The 7.4 pH of blood and extracellular fluid is close to the natural 6.8 pH of 20 mMol zinc acetate, suggesting good absorption potential as well as close approximation to laboratory pH conditions.
The candy base or compressed tablet base of a zinc lozenge must not react with the source of Zn2+ ions at physiologic pH to remain stable in efficacy, flavor and appearance. Chloride (from zinc chloride) and simple sugars have the same stability constant (log K1 = 0.00) for Zn2+ ions and react with each other. Even though zinc chloride lozenges release 100 percent of their zinc as Zn2+ ions in water, about fifty percent of the zinc from zinc chloride is bound with the sugars while in the solid lozenge form and form small brown spots on otherwise white lozenges. Zinc chloride lozenges are hygroscopic because zinc chloride is extremely hygroscopic. On the other hand, zinc acetate is ten times more strongly bound than zinc ions and simple sugars and it does not react with them, even though it releases 100 percent of its zinc as Zn2+ ions. Not shown are sugar alcohols which are slightly less than mid way between zinc chloride and zinc acetate. Consequently zinc acetate lozenges in simple sugars and sugar alcohols are stable over long periods of time and in all respects (availablity of Zn2+ ions, flavor, appearance (no color change) and they are not hygroscopic.
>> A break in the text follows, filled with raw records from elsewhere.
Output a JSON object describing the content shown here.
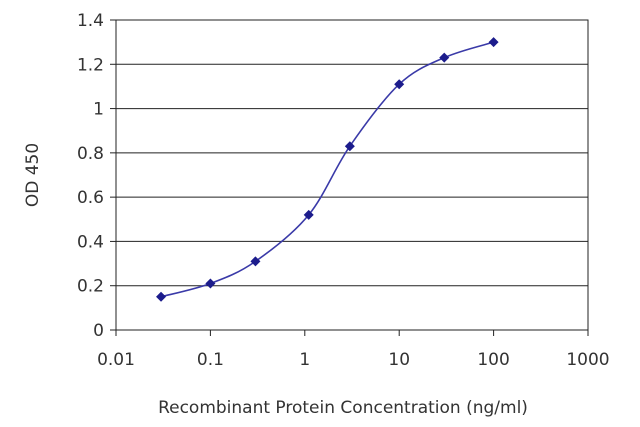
{
  "chart_data": {
    "type": "line",
    "xlabel": "Recombinant Protein Concentration (ng/ml)",
    "ylabel": "OD 450",
    "x_scale": "log",
    "xlim": [
      0.01,
      1000
    ],
    "ylim": [
      0,
      1.4
    ],
    "x_ticks": [
      "0.01",
      "0.1",
      "1",
      "10",
      "100",
      "1000"
    ],
    "y_ticks": [
      "0",
      "0.2",
      "0.4",
      "0.6",
      "0.8",
      "1",
      "1.2",
      "1.4"
    ],
    "grid": "horizontal",
    "series": [
      {
        "color": "#1c1c8c",
        "x": [
          0.03,
          0.1,
          0.3,
          1.1,
          3,
          10,
          30,
          100
        ],
        "y": [
          0.15,
          0.21,
          0.31,
          0.52,
          0.83,
          1.11,
          1.23,
          1.3
        ]
      }
    ]
  }
}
When using zinc lozenges, salivary proteins complex with and precipitate some Zn2+ ions at salivary pH, while some zinc is swallowed, and some is absorbed into oral and oropharyngeal tissues and is held at pH 7.4. Once absorbed, some Zn2+ ions are chelated by blood, lymph, and tissue while others remain in a hydrated ionic form. Whether or not a given amount of a zinc compound can 1) provide sufficient Zn2+ ions to be antirhinoviral in nasal tissue, 2) induce local interferon production, 3) provide local cell membrane stabilization, and 4) provide Zn2+ ions for the numerous other physiologic interactions at pH 7.4 is determined by the chemical stability of the zinc complex. Only absorbed Zn2+ ions available at pH 7.4 migrating from oral tissues into nasal and nasopharyngeal tissues are useful in shortening common colds. Consequently, there is a minimum dosage that may not have an obvious effect, such as a ZIA 10 strength lozenge, while at higher doses, such as ZIA 100 strength, colds are shortened by seven days if the lozenges are used each 2 hours.
Zinc compounds having very low stability constants such as zinc acetate release useful amounts of Zn2+ ions at pH 7.4, while zinc compounds with higher stability constants do not. For example, at pH 7.4, 100% of the zinc from zinc acetate (log K1 = 1.03) remains as hydrated Zn2+ ions, while only 30% of the zinc from zinc gluconate remains as Zn2+ ion (log K1 = 1.70). The availability of Zn2+ ions from zinc sulfate, lactate, malate, maleate, tartarate, and succinate (log K1 = 1.8 to 2.8) ranges in effect from less than desirable to useless for treating colds. Essentially no Zn2+ ions occur at pH 7.4 from zinc citrate, oxide, glutamate, tartarate, carbonate, glycinate, orotate, amino acid chelates, EDTA, and other highly chelated zinc compounds (log K1 = 4.5 to 16.5) as soluble or insoluble zinc complexes, rendering these compounds completely useless in treating colds.